L’Ultimo Respiro era davanti a lei, tetro e terrificante come non mai. Ceres si trovò a balzare oltre il bastone con le lame che il combattente brandiva, girandosi a toccarlo per trasformarlo in pietra come aveva fatto in passato.

Questa volta non accadde nulla. L’Ultimo Respiro la mandò a terra e si portò su di lei con espressione trionfante. E poi era Stefania che teneva in mano una bottiglietta al posto del bastone, i fumi ancora acri nelle narici di Ceres.

Poi si svegliò e la realtà non era certo migliore del sogno.

Ceres si svegliò e sentì la pietra ruvida. Per un momento pensò che forse Stefania l’aveva lasciata sul pavimento della sua stanza, o peggio, che potesse essere ancora lì vicino a lei. Ceres si girò di scatto, cercando di mettersi in piedi per continuare a combattere, ma si rese conto che non c’era spazio per farlo.

Dovette sforzarsi di respirare lentamente, ricacciando il panico che minacciava di avvolgerla quando vide le pareti di pietra da ogni parte. Fu solo quando sollevò lo sguardo e vide la griglia di metallo sopra la sua testa che si rese conto di trovarsi in una fossa e non sepolta viva.

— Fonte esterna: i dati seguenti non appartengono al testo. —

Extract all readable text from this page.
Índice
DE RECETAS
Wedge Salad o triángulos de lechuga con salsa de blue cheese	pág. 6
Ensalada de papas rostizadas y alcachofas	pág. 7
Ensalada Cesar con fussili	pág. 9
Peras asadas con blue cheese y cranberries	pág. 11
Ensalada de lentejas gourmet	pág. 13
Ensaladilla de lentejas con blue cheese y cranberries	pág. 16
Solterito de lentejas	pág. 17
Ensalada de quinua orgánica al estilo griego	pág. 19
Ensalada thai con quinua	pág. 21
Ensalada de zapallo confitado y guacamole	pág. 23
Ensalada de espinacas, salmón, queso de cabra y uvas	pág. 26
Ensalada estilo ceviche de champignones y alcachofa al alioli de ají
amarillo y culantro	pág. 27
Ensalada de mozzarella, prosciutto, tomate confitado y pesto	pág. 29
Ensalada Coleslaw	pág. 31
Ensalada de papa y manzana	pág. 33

La fossa era larga appena per sedercisi dentro. Di certo non c’era modo di potersi sdraiare allungandosi del tutto. Ceres tese e braccia andando a toccare le sbarre della griglia sopra di lei, tirando per sentire quanto erano forti e se fosse possibile spezzarle.

Non accadde nulla.

Ora sentiva il panico che iniziava a crescere in lei. Cercò di raccogliere ancora il suo potere, di essere gentile con esso, ricordando come sua madre l’avesse corretta dopo che lei aveva esaurito i suoi poteri cercando di conquistare la città.

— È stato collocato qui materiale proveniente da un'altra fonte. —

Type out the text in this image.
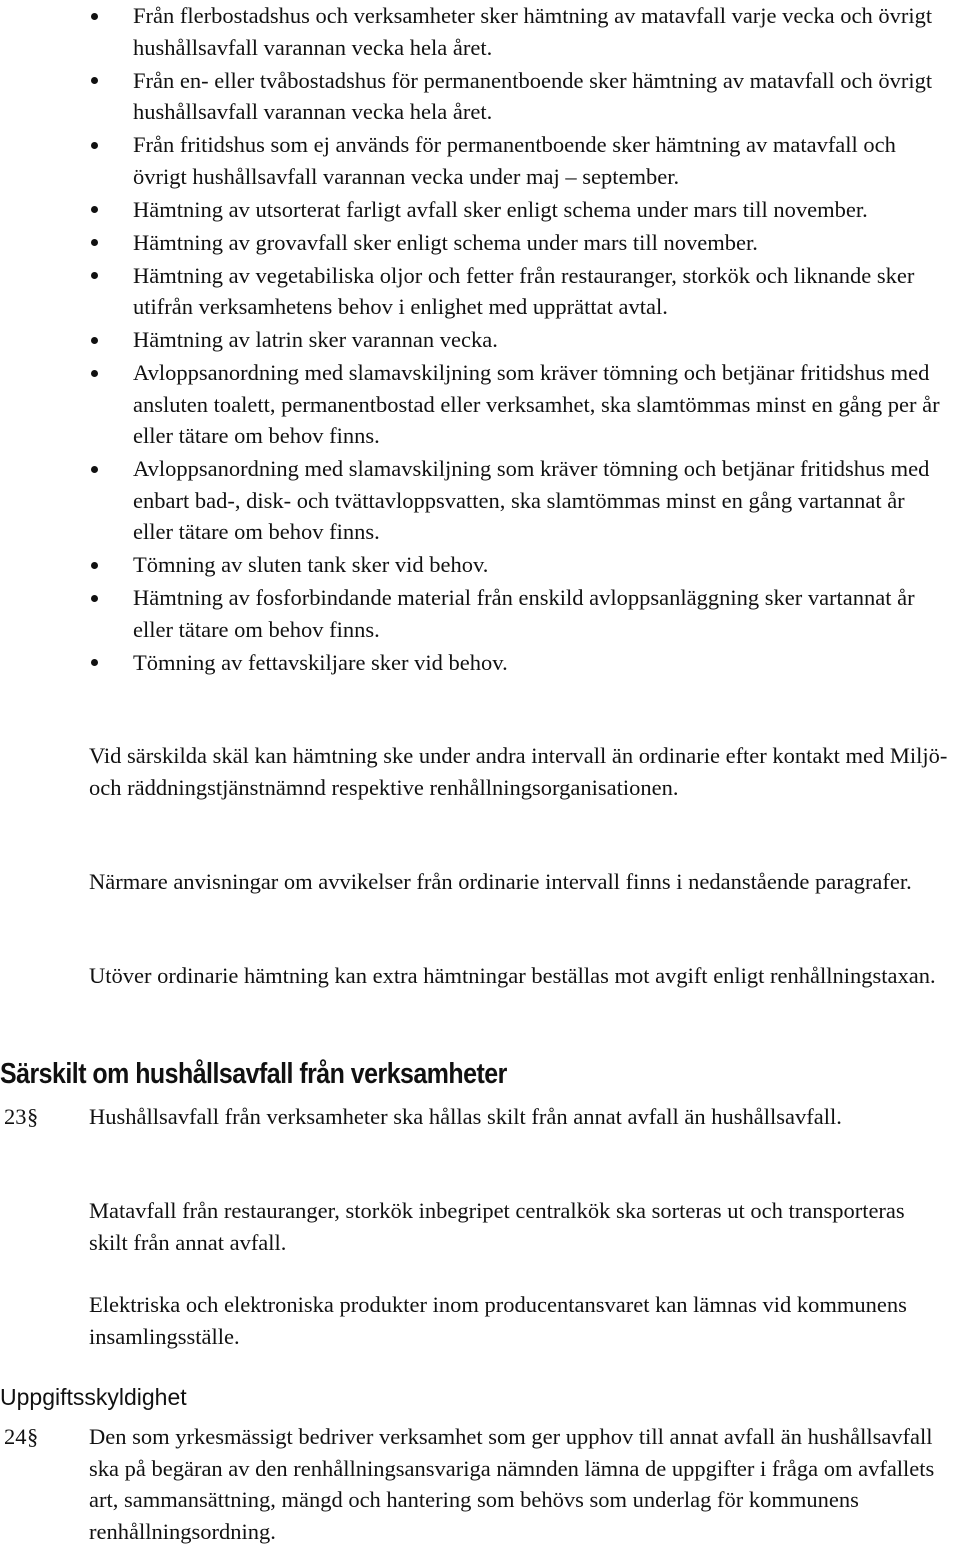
Från flerbostadshus och verksamheter sker hämtning av matavfall varje vecka och övrigt hushållsavfall varannan vecka hela året.
Från en- eller tvåbostadshus för permanentboende sker hämtning av matavfall och övrigt hushållsavfall varannan vecka hela året.
Från fritidshus som ej används för permanentboende sker hämtning av matavfall och övrigt hushållsavfall varannan vecka under maj – september.
Hämtning av utsorterat farligt avfall sker enligt schema under mars till november.
Hämtning av grovavfall sker enligt schema under mars till november.
Hämtning av vegetabiliska oljor och fetter från restauranger, storkök och liknande sker utifrån verksamhetens behov i enlighet med upprättat avtal.
Hämtning av latrin sker varannan vecka.
Avloppsanordning med slamavskiljning som kräver tömning och betjänar fritidshus med ansluten toalett, permanentbostad eller verksamhet, ska slamtömmas minst en gång per år eller tätare om behov finns.
Avloppsanordning med slamavskiljning som kräver tömning och betjänar fritidshus med enbart bad-, disk- och tvättavloppsvatten, ska slamtömmas minst en gång vartannat år eller tätare om behov finns.
Tömning av sluten tank sker vid behov.
Hämtning av fosforbindande material från enskild avloppsanläggning sker vartannat år eller tätare om behov finns.
Tömning av fettavskiljare sker vid behov.

Vid särskilda skäl kan hämtning ske under andra intervall än ordinarie efter kontakt med Miljö- och räddningstjänstnämnd respektive renhållningsorganisationen.

Närmare anvisningar om avvikelser från ordinarie intervall finns i nedanstående paragrafer.

Utöver ordinarie hämtning kan extra hämtningar beställas mot avgift enligt renhållningstaxan.

Särskilt om hushållsavfall från verksamheter
23 § Hushållsavfall från verksamheter ska hållas skilt från annat avfall än hushållsavfall.

Matavfall från restauranger, storkök inbegripet centralkök ska sorteras ut och transporteras skilt från annat avfall.

Elektriska och elektroniska produkter inom producentansvaret kan lämnas vid kommunens insamlingsställe.

Uppgiftsskyldighet
24 § Den som yrkesmässigt bedriver verksamhet som ger upphov till annat avfall än hushållsavfall ska på begäran av den renhållningsansvariga nämnden lämna de uppgifter i fråga om avfallets art, sammansättning, mängd och hantering som behövs som underlag för kommunens renhållningsordning.
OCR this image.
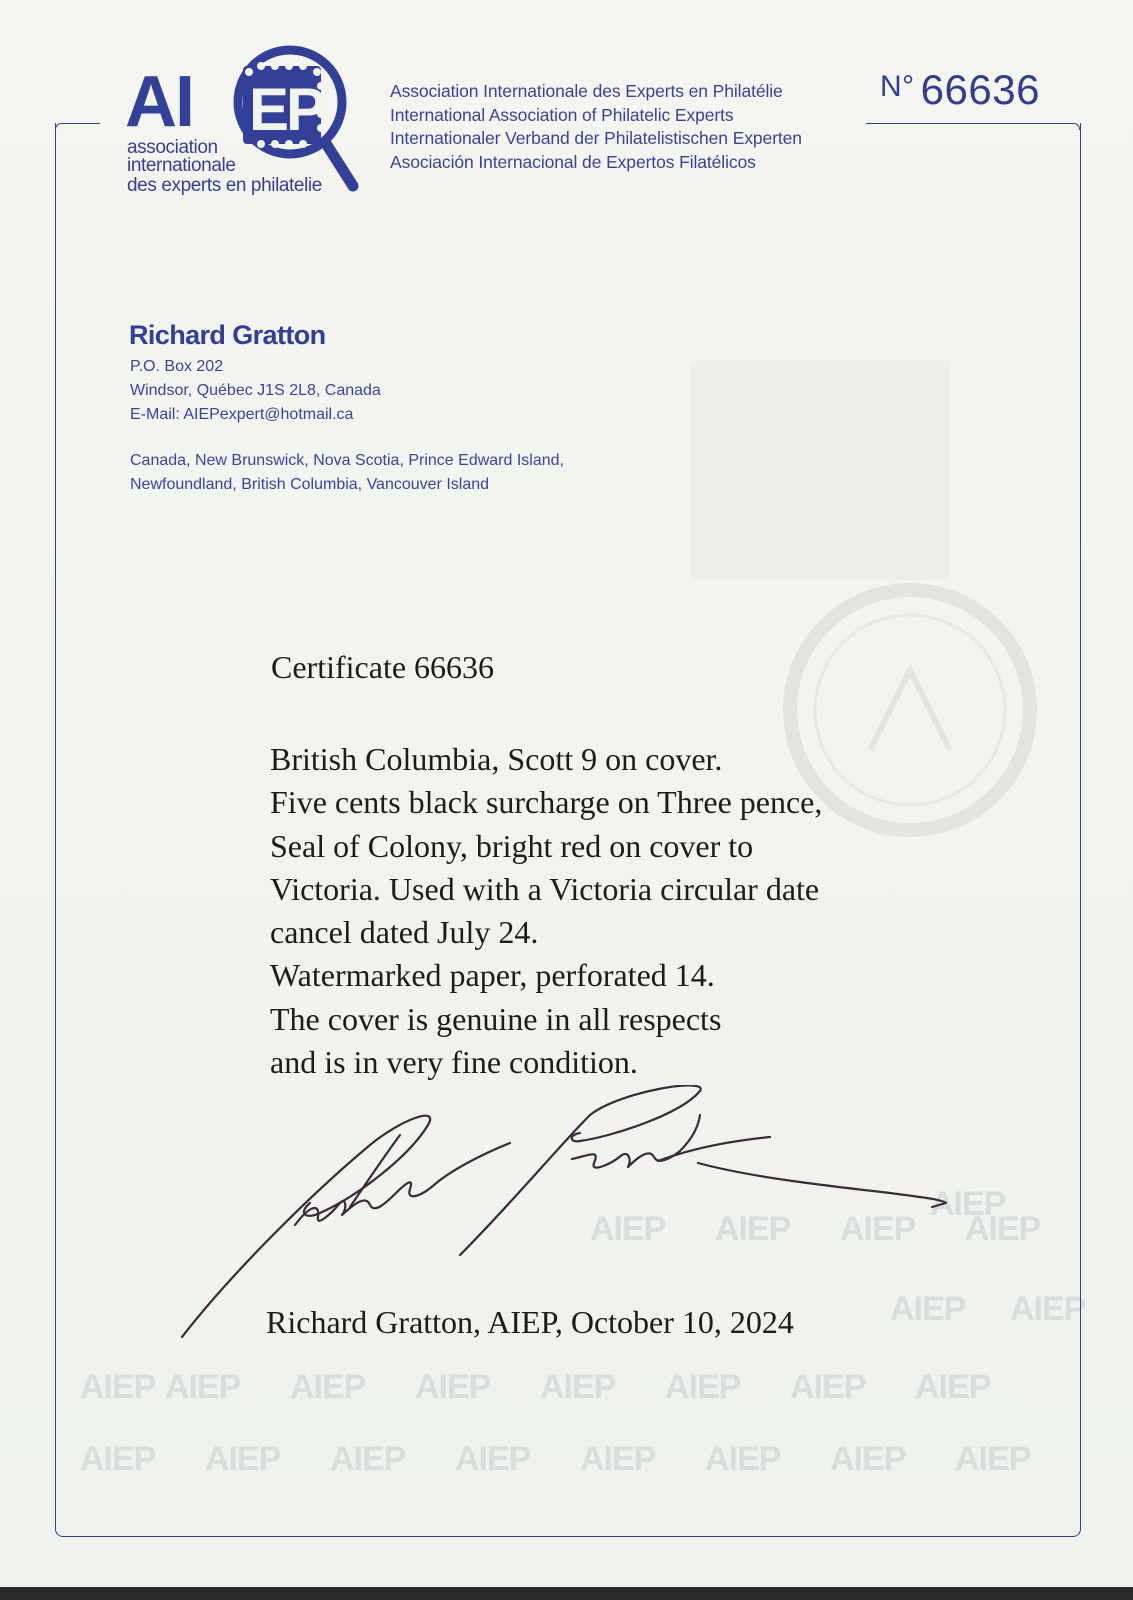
AIEP
AIEP AIEP AIEP AIEP
AIEP AIEP
AIEP AIEP AIEP AIEP AIEP AIEP AIEP AIEP
AIEP AIEP AIEP AIEP AIEP AIEP AIEP AIEP
EP
AI
association
internationale
des experts en philatelie
Association Internationale des Experts en Philatélie
International Association of Philatelic Experts
Internationaler Verband der Philatelistischen Experten
Asociación Internacional de Expertos Filatélicos
N° 66636
Richard Gratton
P.O. Box 202
Windsor, Québec J1S 2L8, Canada
E-Mail: AIEPexpert@hotmail.ca
Canada, New Brunswick, Nova Scotia, Prince Edward Island,
Newfoundland, British Columbia, Vancouver Island
Certificate 66636
British Columbia, Scott 9 on cover.
Five cents black surcharge on Three pence,
Seal of Colony, bright red on cover to
Victoria. Used with a Victoria circular date
cancel dated July 24.
Watermarked paper, perforated 14.
The cover is genuine in all respects
and is in very fine condition.
Richard Gratton, AIEP, October 10, 2024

Questo sembrava in qualche modo la medesima situazione, eppure per molti aspetti era anche diversa. Prima era stato come se i canali lungo i quali scorreva il potere fossero stati bruciati fino a far troppo male per essere usati, lasciando Ceres svuotata.

Ora era come se fosse semplicemente normale, sebbene questo sembrasse meno che niente se paragonato a ciò che era stata solo poco tempo prima. E non c’era neanche dubbio su cosa avesse causato questo: Stefania e il suo veleno. Da qualche parte, in qualche modo, aveva trovato un metodo per strappare a Ceres i poteri che le provenivano dal suo sangue degli Antichi.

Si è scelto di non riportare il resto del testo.